With this paper we set ourselves the objective of contributing to the literature existing regarding Process Outcome Research (POR), the line of research it investigates processes and outcomes to understand the effectiveness of the treatments in question: it is therefore it is necessary, in order to have a fluid understanding of the work in question, to introduce the POR placing it in the scientific context, illustrating its history and evolution, highlighting advantages and contributions, but also limitations. Since this is research in psychotherapy, it is necessary to introduce and describe the key concepts and the assumptions of the basic notions of Artificial Intelligence, increasingly considered conspicuous application of Machine Learning and Natural Language Processing models. The present work has set itself as a specific objective the investigation of two models in in particular, LDA (Latent Dirichlet Allocation) and BERTopic (Bidirectional Encoder Representations from Transformers), and their comparison to verify their effectiveness in the analysis of psychotherapy transcripts. The case analyzed is I.'s psychotherapy, consisting of 28 sessions conducted by a specialist of the cognitive neuropsychological approach; the interviews were audio and video recorded to then be transcribed respecting the standards proposed by Mergenthaler and Stinson (1992). A Microsoft Excel worksheet was subsequently created which I am on the topics have been labeled; the methodological analyzes on the dataset were conducted following Giorgi's phenomenological method (1985). The hypotheses underlying this research see the possibility that the two models are in able to extract topics consistent with the labels developed by the researchers and identify them of new ones. Furthermore, it is believed that based on its functioning and implementations performed previously, BERTopic can offer more precise and interpretable results. The results extracted from the two algorithms allowed us to conduct an analysis on the dataset employing a mixed methodology, both qualitative and quantitative. Specifically, substantial coherence emerged between the labels identified in the works precedents and topics extracted from the models; furthermore, BERTopic was able to extract topics very specific and to identify two never previously encountered, one inherent to temporal dimension and the second referring to geographical connotations.

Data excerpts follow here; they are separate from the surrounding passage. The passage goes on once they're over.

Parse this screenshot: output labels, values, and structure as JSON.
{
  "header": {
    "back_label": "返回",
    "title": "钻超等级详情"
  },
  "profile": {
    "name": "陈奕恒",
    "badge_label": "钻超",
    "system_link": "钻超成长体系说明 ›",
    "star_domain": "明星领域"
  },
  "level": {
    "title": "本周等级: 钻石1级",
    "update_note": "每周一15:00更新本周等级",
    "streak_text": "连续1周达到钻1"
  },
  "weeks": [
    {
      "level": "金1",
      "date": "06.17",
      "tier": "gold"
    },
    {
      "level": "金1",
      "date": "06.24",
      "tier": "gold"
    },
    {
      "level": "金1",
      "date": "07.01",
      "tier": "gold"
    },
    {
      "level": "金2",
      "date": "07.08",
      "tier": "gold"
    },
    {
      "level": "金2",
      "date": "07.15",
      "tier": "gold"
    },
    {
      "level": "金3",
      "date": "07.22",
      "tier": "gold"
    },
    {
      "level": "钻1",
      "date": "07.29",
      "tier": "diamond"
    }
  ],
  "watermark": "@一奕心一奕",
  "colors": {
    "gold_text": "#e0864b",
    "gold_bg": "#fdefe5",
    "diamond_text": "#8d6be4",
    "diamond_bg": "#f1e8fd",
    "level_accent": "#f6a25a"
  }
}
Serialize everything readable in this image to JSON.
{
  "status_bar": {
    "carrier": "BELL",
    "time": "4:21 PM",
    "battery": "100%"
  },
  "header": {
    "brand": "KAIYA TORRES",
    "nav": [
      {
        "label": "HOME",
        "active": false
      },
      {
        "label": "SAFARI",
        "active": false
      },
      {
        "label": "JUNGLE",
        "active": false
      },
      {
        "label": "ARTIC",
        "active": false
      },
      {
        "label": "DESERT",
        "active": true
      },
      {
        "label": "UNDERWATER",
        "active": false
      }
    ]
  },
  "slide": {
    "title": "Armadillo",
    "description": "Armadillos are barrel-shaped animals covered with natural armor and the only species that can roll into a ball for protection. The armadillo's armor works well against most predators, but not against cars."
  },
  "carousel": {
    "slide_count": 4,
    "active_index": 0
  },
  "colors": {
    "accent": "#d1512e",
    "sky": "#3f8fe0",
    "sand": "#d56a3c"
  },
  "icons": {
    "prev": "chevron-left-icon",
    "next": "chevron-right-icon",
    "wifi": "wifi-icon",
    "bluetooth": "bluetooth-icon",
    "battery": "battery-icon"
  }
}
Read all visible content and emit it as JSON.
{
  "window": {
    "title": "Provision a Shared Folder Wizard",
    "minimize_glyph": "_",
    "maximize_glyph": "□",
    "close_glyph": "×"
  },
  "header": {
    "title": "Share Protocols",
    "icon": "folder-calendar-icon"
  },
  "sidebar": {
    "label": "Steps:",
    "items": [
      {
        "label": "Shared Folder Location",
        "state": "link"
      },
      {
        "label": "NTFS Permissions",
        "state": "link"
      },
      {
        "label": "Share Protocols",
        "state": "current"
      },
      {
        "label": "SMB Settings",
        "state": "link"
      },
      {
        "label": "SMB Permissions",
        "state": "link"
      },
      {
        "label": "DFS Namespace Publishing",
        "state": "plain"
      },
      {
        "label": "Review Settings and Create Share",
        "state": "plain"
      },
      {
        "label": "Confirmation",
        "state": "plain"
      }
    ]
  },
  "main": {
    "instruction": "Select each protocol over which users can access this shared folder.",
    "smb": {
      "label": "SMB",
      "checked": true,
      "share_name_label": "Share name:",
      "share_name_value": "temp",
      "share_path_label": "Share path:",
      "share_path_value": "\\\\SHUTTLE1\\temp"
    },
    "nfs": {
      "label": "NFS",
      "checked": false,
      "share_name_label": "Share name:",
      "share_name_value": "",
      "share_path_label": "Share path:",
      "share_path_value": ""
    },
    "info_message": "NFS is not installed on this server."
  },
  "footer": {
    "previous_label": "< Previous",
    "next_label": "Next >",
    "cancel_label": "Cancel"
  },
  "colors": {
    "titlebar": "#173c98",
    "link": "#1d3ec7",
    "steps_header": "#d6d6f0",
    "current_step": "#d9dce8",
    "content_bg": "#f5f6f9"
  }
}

Con il presente elaborato ci prefissiamo l’obbiettivo di contribuire alla letteratura esistente riguardo la Process Outcome Research (POR), il filone di ricerca che indaga processi ed esiti per comprendere l’efficacia dei trattamenti in oggetto: è dunque doveroso, al fine di una comprensione fluida del lavoro in oggetto, introdurre la POR collocandola nel contesto scientifico, illustrandone storia ed evoluzione, evidenziando vantaggi e contributi, ma anche limitazioni. Trattandosi di ricerca in psicoterapia, è necessario introdurre e descrivere i concetti chiave e i presupposti delle nozioni base di Intelligenza Artificiale, considerata la sempre più cospicua applicazione di modelli di Machine Learning e Natural Language Processing. Il presente lavoro si è posto come obbiettivo specifico l’indagine di due modelli in particolare, LDA (Latent Dirichlet Allocation) e BERTopic (Bidirectional Encoder Representations from Transformers), e la loro comparazione per verificarne l’efficacia nell’analisi di trascritti di psicoterapia. Il caso analizzato è la psicoterapia di I., composta di 28 sedute condotte da uno specialista dell’approccio cognitivo neuropsicologico; i colloqui sono stati audio e video registrati per poi essere trascritti rispettando gli standard proposti da Mergenthaler e Stinson (1992). È stato successivamente creato un foglio di lavoro Microsoft Excel sul quale sono stati etichettati i topic; le analisi metodologiche sul dataset sono state condotte seguendo il metodo fenomenologico di Giorgi (1985). Le ipotesi alla base della presente ricerca vedono la possibilità che i due modelli siano in grado di estrarre topic coerenti con le etichette sviluppate dai ricercatori di individuarne di nuovi. Inoltre, si ritiene che, sulla base del suo funzionamento e delle implementazioni eseguite in precedenza, BERTopic possa offrire risultati più precisi e interpretabili. I risultati estratti dai due algoritmi hanno permesso di condurre un’analisi sul dataset impiegando una metodologia mista, sia qualitativa che quantitativa. Nello specifico, è emersa una sostanziale coerenza tra le etichette individuate nei lavori precedenti e i topic estratti dai modelli; inoltre, BERTopic è stato in grado di estrarre topic molto specifici e di individuarne due mai riscontrati precedentemente, uno inerente alla dimensione temporale e il secondo riferito a connotazioni geografiche.